Vinho do Poeta Tinto 2012 (#CBE)

Agosto chegou e eu trago mais um vinho comentado a pedido da Confraria Brasileira de Enoblogs (CBE). A sugestão deste mês veio do confrade Gil Mesquita (Vinho para Todos), que fez a seguinte pedida: "um tinto do Douro, de qualquer faixa de preço". Gostei bastante da minha escolha. Confiram abaixo a avaliação.


Origem: Douro, Portugal.
Produtor: Quinta Maria Izabel.
Cor: Violeta profundo.
Olfato: frutas negras, noz moscada, canela, café com leite e discreto apimentado
Paladar: médio corpo, taninos macios, boa acidez e final de média persistência.
Outras considerações: Um vinho com leve toque rústico, mas com ótima evolução. Confesso que me surpreendeu. De acordo com o produtor, é feito com castas tradicionais portuguesas, porém ele não identifica quais. Estagiou em carvalho francês por nove meses. O enólogo é o eterno Douro Boy Dirk Niepoort.

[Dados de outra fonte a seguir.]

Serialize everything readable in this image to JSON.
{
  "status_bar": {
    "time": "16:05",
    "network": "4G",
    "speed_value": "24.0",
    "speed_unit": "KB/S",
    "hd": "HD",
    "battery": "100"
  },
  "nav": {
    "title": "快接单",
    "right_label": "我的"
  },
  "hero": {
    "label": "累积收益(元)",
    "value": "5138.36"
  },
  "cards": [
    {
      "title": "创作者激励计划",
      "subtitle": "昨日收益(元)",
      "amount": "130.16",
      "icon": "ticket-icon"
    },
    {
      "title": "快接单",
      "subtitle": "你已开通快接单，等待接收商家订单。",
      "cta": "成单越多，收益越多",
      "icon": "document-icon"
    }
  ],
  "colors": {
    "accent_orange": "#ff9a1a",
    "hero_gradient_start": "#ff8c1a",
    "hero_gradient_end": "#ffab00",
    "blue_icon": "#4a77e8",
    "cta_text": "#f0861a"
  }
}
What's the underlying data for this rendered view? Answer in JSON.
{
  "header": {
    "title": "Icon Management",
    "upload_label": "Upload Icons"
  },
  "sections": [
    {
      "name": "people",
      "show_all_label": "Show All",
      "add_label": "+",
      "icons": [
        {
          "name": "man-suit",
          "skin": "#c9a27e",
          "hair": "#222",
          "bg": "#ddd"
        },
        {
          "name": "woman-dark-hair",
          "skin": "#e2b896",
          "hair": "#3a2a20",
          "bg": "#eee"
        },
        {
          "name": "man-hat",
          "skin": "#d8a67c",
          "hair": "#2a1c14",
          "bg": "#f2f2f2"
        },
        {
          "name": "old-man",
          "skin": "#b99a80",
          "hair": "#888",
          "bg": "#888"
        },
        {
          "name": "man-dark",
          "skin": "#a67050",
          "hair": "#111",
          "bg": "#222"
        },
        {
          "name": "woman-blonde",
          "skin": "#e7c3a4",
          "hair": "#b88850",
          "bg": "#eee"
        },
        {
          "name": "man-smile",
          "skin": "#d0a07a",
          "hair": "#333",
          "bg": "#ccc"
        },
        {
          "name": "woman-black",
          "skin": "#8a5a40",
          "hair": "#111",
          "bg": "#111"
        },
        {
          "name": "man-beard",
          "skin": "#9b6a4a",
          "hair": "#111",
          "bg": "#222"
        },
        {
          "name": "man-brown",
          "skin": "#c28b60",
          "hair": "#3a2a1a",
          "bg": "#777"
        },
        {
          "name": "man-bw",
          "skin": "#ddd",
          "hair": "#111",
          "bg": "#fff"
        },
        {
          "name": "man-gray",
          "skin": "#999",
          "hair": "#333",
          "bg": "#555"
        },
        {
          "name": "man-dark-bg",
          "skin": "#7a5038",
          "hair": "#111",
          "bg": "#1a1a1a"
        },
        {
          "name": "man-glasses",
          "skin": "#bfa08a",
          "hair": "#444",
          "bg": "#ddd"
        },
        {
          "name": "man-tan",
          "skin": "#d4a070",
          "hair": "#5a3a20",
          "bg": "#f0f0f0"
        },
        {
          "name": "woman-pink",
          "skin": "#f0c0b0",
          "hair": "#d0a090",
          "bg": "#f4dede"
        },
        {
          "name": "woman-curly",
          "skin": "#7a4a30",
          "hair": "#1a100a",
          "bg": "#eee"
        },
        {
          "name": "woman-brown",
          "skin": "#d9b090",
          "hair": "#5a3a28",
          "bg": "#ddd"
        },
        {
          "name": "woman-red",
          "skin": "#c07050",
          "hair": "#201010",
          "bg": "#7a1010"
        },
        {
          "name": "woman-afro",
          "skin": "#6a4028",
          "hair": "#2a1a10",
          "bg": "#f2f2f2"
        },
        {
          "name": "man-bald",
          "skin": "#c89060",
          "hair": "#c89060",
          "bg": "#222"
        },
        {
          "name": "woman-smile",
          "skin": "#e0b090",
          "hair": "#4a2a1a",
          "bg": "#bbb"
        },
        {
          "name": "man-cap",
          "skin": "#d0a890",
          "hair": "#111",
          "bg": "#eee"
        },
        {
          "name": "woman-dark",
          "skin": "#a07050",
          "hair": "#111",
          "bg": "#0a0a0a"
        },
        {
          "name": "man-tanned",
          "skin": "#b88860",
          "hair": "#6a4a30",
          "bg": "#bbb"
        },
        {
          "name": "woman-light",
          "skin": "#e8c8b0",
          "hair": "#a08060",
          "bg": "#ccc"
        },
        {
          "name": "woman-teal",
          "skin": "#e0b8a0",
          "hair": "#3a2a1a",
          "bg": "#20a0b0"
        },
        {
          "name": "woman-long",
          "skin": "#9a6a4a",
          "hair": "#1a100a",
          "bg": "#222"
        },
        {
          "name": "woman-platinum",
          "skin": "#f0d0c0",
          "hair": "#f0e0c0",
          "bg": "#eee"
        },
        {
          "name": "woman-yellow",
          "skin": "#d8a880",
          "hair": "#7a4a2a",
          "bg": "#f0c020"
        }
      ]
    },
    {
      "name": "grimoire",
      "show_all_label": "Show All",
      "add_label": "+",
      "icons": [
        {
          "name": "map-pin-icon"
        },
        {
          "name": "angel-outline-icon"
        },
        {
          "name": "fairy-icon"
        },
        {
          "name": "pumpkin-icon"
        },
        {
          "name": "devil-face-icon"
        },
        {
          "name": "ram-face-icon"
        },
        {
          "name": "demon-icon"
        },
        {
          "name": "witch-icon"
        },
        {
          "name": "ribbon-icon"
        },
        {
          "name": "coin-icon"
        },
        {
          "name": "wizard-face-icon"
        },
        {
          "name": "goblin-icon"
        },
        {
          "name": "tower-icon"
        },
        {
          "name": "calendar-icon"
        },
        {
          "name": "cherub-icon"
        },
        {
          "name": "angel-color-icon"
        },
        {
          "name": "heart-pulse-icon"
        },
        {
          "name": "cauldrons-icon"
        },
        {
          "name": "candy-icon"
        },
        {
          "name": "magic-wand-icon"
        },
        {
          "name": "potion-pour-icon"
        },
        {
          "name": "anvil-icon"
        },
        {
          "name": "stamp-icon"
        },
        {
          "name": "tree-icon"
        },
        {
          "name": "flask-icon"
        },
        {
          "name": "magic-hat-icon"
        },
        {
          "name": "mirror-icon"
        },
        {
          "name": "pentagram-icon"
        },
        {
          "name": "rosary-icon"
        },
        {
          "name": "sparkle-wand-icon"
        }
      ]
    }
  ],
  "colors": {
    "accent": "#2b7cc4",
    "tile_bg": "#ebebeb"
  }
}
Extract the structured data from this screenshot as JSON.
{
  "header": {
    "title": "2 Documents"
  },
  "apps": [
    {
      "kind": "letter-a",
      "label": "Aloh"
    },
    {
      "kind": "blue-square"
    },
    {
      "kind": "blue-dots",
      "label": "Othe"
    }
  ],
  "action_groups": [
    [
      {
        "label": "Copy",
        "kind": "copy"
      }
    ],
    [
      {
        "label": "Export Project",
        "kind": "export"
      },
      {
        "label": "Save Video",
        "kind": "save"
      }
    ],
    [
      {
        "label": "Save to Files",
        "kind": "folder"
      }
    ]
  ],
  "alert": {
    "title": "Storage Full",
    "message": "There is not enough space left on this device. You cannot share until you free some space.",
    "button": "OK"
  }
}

Média de preço: R$ 59. Importado pela Ridouro.
Classificação: Boa compra.

quarta-feira, 11 de janeiro de 2017

Maria Izabel Blanc de Blancs Bruto 2014


Tipo: Espumante
Produtor: Quinta Maria Izabel.
Origem: Douro, Portugal.
Características: Lançamento da Quinta Maria Izabel - vinícola portuguesa com DNA pernambucano (saiba mais), este é um espumante elaborado através do método tradicional, com segunda fermentação em garrafa durante 15 meses. Na sua composição estão as uvas Gouveio, Malvasia Fina, Arinto e Touriga Franca. A bebida mostra uma coloração de tonalidade acobreada e uma boa formação de espuma, com borbulhas finas e intensas. O aroma traz características levemente cítricas, de pão tostado e melão. Na boca exibe caráter seco, cremoso e persistente. Os sabores refletem as impressões do nariz.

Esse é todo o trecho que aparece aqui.